(ii) Sanctions. Neither the Company nor, to the Company’s knowledge, any director, officer, agent, employee or Affiliate of the Company is an individual or entity that is, or is owned or controlled by one or more Persons that are: (i) currently the target of any sanctions administered or enforced by the U.S. government, including without limitation by the Office of Foreign Assets Control of the U.S. Treasury Department, the United Nations Security Council, the European Union, or Her Majesty’s Treasury, including, designation on OFAC’s Specially Designated Nationals and Blocked Persons List; and the consolidated list of Persons, Groups and Entities subject to EU Financial Sanctions, as implemented by the EU Common Foreign & Security Policy (collectively, “Sanctions”), (ii) the subject of current, pending, or, to the Company’s knowledge, threatened investigation, inquiry or enforcement proceedings for violations of Global Trade Laws and Regulations, or have violated or received any written notice, request, or citation for any actual or potential noncompliance with Global Trade Laws and Regulations; or (iii) is located, organized or resident in a country or territory that is the subject of country-wide or territory-wide Sanctions (as of the date of this Agreement, Cuba, Iran, North Korea, Syria the Crimea region of Ukraine, the so-called Donetsk People’s Republic region of Ukraine, and the so-called Luhansk People’s Republic region of Ukraine) (“Sanctioned Countries”). The Company will not directly or knowingly indirectly use the proceeds of the sale of the Purchased Shares, or knowingly lend, contribute or otherwise make available such proceeds to any joint venture partners or other Person, to fund or facilitate any activities of or business with any Person, or in any country or territory, that, at the time of such funding, is the subject of comprehensive Sanctions, in violation of Sanctions, or in any other manner that will result in a violation by any Person (including any Person participating in the transactions contemplated hereby, whether as an agent, advisor, investor or otherwise) of Sanctions. The Company has not knowingly engaged in, is not now knowingly engaged in, and will not engage in, any dealings or transactions with any Person, or in any country or territory, that at the time of the dealing or transaction is or was the subject of comprehensive Sanctions.
(jj) Money Laundering. The operations of the Company are and have been conducted at all times in material compliance with applicable financial record-keeping and reporting requirements of the Currency and Foreign Transactions Reporting Act of 1970, as amended, the Bank Secrecy Act as amended by Title III of the Uniting and Strengthening America by Providing Appropriate Tools Required to Intercept and Obstruct Terrorism Act of 2001 (USA PATRIOT Act), and the applicable money laundering statutes and the applicable rules and regulations of jurisdictions where the Company conducts business, the rules and regulations thereunder and any related or similar rules, regulations or guidelines, issued, administered or enforced by any governmental agency thereunder (collectively, the “Money Laundering Laws”), and no Action or Proceeding by or before any court or governmental agency, authority or body or any arbitrator involving the Company with respect to the Money Laundering Laws is pending or, to the knowledge of the Company, threatened.
(kk) Privacy Laws.
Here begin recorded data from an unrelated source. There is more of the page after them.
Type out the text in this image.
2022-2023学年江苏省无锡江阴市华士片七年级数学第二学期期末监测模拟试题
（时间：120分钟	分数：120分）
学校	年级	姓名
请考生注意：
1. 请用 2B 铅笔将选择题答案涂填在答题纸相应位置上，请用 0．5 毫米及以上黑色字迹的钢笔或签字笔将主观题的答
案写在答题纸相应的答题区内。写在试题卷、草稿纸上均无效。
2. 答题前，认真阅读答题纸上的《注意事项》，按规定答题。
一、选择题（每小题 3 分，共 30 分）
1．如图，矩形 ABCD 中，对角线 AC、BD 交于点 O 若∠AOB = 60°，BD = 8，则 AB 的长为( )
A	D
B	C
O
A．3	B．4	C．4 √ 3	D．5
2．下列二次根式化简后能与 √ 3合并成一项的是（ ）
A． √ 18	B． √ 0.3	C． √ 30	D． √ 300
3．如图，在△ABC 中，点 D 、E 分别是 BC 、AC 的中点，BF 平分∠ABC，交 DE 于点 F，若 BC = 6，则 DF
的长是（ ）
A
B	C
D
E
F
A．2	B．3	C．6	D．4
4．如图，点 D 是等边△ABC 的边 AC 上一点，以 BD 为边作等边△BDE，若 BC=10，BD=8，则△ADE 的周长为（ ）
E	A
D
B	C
Except to the extent that any noncompliance would not, individually or in the aggregate, reasonably be expected to have a Material Adverse Effect, the Company has complied and is presently in compliance with all internal policies, contractual obligations, applicable laws or statutes, and judgments, orders, rules and regulations of any court or arbitrator or other governmental or regulatory authority relating to the collection, use, transfer, import, export, storage, protection, disposal and disclosure by the Company of personally identifiable or other regulated data (“Data Security Obligations”); (ii) the Company has not received any written notification of or complaint regarding material non-compliance with any Data Security Obligations; and (iii) there is no action, suit or proceeding by or before any court or governmental agency, authority or body pending or, to the Company’s knowledge, threatened alleging non-compliance with any Data Security Obligations.
(ll) Statements. Neither the Company nor any of its officers, employees or agents has made any untrue statement of a material fact or fraudulent statement to any governmental authority or failed to disclose a material fact required to be disclosed to such governmental authority. All material reports, documents, claims and notices required or requested to be filed, maintained or furnished under any applicable regulatory law by Company, have been so filed, maintained or furnished and were complete and correct in all material respects.